O goiano Frederico Barra é mestre e doutor em ortopedia e traumatologia. Maria Tereza, de Campinas (SP), é médica especialista em dor e endocanabinologia. A paulistana Denise Katz é gerente médica da Mantecorp Farmasa, pediatra e também especialista em dor. Marcos Tenório é ortopedista e traumatologista e atende em Ponta Grossa.
Maria Tereza pontua que a polêmica em torno do assunto é compreensível, tendo em vista que nossa formação cultural ainda vê apenas o uso recreativo da maconha. “A cannabis, como uso médico, remonta há milênios. Não é uma coisa nova. Novo é o porquê ela atua, como ela atua. Hoje sabemos que temos um sistema no nosso organismo, assim como o sistema respiratório e o sistema opioide, onde os opioides – os analgésicos para dores mais fortes – atuam, temos um sistema endocanabinoide. Diferente de tudo o que se conhecia até então, esse é o sistema de equilíbrio do nosso organismo. Por ser um sistema de equilíbrio, está presente em todo o nosso organismo”, explica. Ainda que a planta seja a mesma – a cannabis sativa – a composição da planta para o uso médico no tratamento da dor crônica refratária difere da maconha para uso recreativo, observa a especialista em endocanabinologia.
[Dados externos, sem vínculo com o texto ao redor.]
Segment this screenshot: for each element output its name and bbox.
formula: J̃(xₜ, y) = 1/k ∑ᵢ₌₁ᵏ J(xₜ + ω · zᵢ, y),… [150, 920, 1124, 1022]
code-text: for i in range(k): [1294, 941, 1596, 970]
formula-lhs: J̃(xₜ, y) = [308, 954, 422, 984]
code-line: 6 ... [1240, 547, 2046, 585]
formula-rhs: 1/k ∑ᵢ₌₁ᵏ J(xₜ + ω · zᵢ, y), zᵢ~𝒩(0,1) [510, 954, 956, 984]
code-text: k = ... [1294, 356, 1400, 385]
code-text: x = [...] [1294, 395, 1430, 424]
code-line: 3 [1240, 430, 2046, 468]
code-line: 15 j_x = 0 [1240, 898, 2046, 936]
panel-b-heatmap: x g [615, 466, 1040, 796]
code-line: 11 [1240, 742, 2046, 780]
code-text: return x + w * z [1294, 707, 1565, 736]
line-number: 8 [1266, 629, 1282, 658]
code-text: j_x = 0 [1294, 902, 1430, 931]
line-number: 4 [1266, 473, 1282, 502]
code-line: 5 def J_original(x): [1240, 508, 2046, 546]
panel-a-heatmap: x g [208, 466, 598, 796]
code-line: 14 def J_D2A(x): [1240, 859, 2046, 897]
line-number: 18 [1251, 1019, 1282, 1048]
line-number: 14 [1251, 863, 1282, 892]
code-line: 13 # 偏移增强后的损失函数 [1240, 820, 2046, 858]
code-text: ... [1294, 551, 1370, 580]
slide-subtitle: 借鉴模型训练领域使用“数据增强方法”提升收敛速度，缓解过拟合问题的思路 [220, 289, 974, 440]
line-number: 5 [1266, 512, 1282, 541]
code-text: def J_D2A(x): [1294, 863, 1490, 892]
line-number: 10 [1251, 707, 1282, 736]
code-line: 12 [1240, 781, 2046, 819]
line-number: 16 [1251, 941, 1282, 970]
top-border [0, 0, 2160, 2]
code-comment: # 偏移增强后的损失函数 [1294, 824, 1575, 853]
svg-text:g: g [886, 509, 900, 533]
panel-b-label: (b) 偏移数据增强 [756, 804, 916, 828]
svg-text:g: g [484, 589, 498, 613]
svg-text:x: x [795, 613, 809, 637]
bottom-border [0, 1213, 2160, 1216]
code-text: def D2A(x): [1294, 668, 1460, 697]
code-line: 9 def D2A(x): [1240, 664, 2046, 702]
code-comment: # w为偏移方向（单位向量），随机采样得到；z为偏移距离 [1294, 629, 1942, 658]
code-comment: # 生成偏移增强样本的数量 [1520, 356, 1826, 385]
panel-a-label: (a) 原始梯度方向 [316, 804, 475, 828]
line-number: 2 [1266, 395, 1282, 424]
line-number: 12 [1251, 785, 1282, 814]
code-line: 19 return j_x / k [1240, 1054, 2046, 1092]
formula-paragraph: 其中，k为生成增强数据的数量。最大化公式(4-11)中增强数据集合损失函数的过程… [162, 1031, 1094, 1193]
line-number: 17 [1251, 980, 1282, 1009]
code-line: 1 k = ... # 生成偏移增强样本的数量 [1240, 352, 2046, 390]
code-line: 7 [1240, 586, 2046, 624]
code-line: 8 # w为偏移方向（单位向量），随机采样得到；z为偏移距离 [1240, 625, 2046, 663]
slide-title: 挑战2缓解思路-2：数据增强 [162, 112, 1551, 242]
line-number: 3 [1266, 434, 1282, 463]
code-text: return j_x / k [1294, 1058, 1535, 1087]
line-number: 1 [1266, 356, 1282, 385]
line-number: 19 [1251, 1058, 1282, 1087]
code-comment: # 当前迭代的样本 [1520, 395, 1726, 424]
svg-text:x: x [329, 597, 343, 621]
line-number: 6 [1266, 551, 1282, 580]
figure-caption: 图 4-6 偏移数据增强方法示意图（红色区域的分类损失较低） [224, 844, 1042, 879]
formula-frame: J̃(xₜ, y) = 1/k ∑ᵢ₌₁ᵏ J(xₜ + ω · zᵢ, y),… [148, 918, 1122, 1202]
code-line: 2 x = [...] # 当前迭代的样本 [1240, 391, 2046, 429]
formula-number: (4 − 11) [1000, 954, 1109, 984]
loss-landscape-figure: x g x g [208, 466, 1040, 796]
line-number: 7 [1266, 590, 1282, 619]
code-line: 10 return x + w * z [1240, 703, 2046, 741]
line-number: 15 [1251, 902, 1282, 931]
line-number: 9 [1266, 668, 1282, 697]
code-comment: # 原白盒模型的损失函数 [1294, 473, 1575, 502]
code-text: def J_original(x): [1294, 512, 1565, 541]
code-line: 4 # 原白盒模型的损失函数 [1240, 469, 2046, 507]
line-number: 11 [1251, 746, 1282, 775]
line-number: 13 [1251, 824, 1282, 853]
A leitura dos laboratórios com relação ao tratamento com uso de cannabis obedece à legislação brasileira, segundo a gerente médica da Mantecorp. “Cannabis medicinal é um fitomedicamento. Não existe maconha medicinal e não existe cannabis – o óleo, o extrato – que ‘dê barato’ [produzir efeito entorpecente]. A indústria farmacêutica produz a cannabis medicinal a partir de um produto que é importado da Colômbia, onde há liberação legal para plantação de cannabis sativa. Lá existem algumas indústrias que extraem o óleo, de forma regulada, produzem, a partir de laboratório, oxida a planta, o que faz com que todos os componentes do cannabis se transformem em moléculas que têm ação no nosso organismo e aí, então, produzimos um remédio, um fitomedicamento. É muito diferente de termos uma plantinha plantada em casa e ferver no óleo ou na água. Tem gente que está com o entendimento errado de que produzir cannabis em casa ou num laboratório improvisado vai resultar no mesmo produto. Não é a mesma coisa”, alerta.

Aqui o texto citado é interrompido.